The first full-scale system was tested in the Great Pacific Garbage Patch, which is the largest accumulation of ocean plastic in the world. The system was successful in removing large pieces of plastic waste, including fishing nets and ropes, before they could break down into microplastics. The Ocean Cleanup plans to deploy multiple systems in the coming years to clean up other areas affected by plastic waste.
Impact of Plastic Pollution
The impact of plastic pollution on marine life and the ecosystem is devastating. Marine animals mistake plastic for food and ingest it, which can cause internal injuries and death. Plastic waste also entangles and suffocates marine animals, making it difficult for them to move and feed. When plastic breaks down into microplastics, it enters the food chain and can harm other animals, including humans.
Plastic pollution also has economic consequences. The cost of cleaning up plastic waste from beaches and oceans runs into billions of dollars annually. The tourism industry also suffers when beaches and oceans are littered with plastic waste, with many tourists opting for cleaner destinations.
What Can You Do to Help?
Individuals can play a crucial role in reducing plastic pollution. Here are some ways to contribute:
- Reduce, Reuse, and Recycle: Reduce the amount of plastic you use, reuse any plastic items when possible, and recycle to ensure that plastic waste doesn’t end up in the oceans.
- Clean Up: Participate in beach or river cleanups to remove plastic waste that has already entered the ocean.
- Support Organizations: Support organizations like The Ocean Cleanup that are working to remove plastic waste from the ocean.
What happens to the plastic waste after it is collected?
The plastic waste that is collected is either recycled or disposed of properly onshore.
How long will it take to remove 90% of plastic waste from the oceans?
The Ocean Cleanup aims to remove 90% of plastic waste from the oceans by 2040.
Can individuals make a difference in reducing plastic pollution?
Yes, individuals can make a significant difference in reducing plastic pollution by reducing, reusing, recycling, and supporting organizations working to remove plastic waste from the ocean.
What is the economic impact of plastic pollution?
The cost of cleaning up plastic waste from beaches and oceans runs into billions of dollars annually, and the tourism industry also suffers when beaches and oceans are littered with plastic waste.

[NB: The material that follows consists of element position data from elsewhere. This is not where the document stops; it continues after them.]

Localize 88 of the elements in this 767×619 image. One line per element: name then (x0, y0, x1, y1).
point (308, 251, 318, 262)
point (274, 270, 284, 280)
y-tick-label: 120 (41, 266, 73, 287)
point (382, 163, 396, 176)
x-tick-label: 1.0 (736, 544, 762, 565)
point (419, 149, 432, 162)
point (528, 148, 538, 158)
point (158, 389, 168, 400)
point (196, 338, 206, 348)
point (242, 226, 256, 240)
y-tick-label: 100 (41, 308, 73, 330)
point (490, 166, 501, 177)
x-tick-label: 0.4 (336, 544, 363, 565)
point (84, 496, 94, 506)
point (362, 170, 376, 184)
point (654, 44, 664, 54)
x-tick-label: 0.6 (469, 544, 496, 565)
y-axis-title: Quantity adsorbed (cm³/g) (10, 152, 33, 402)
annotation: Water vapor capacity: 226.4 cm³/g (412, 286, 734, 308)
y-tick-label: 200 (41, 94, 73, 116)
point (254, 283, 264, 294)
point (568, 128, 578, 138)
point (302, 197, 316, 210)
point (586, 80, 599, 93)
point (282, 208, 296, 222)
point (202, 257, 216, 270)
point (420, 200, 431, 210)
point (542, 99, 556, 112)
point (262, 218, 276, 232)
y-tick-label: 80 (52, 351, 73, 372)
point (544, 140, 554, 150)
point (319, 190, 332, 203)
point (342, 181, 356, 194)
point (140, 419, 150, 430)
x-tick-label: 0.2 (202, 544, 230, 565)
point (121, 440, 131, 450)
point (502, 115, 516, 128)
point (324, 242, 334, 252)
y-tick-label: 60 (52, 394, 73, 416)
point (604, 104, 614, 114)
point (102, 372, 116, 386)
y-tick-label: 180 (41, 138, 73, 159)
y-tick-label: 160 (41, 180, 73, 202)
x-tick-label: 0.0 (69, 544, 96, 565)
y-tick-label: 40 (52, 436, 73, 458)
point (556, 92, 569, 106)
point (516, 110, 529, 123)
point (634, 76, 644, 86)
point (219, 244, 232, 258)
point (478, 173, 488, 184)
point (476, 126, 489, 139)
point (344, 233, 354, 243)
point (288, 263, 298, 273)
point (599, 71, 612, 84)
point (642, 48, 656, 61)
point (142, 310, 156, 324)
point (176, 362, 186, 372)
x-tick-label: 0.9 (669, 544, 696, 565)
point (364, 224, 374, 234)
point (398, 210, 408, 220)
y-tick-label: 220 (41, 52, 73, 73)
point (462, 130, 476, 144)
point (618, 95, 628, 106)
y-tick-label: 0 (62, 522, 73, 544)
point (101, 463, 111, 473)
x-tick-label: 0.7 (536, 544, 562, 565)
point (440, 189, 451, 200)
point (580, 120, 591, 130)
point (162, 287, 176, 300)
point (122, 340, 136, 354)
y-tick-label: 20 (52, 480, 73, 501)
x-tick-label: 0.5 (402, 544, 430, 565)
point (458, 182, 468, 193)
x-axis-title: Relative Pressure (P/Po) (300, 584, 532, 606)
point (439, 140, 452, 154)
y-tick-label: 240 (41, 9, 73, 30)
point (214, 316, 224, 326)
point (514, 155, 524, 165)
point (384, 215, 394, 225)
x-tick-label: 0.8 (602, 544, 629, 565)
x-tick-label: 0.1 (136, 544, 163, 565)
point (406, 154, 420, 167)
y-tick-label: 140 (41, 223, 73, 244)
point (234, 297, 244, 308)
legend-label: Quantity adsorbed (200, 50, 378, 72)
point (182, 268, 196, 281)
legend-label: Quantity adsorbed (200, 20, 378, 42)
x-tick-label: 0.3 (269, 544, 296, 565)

What are some of the consequences of plastic pollution on marine life?
Plastic pollution can lead to internal injuries and death in marine animals that mistake plastic for food. It can also entangle and suffocate marine animals, making it difficult for them to move and feed. When plastic breaks down into microplastics, it enters the food chain and can harm other animals, including humans.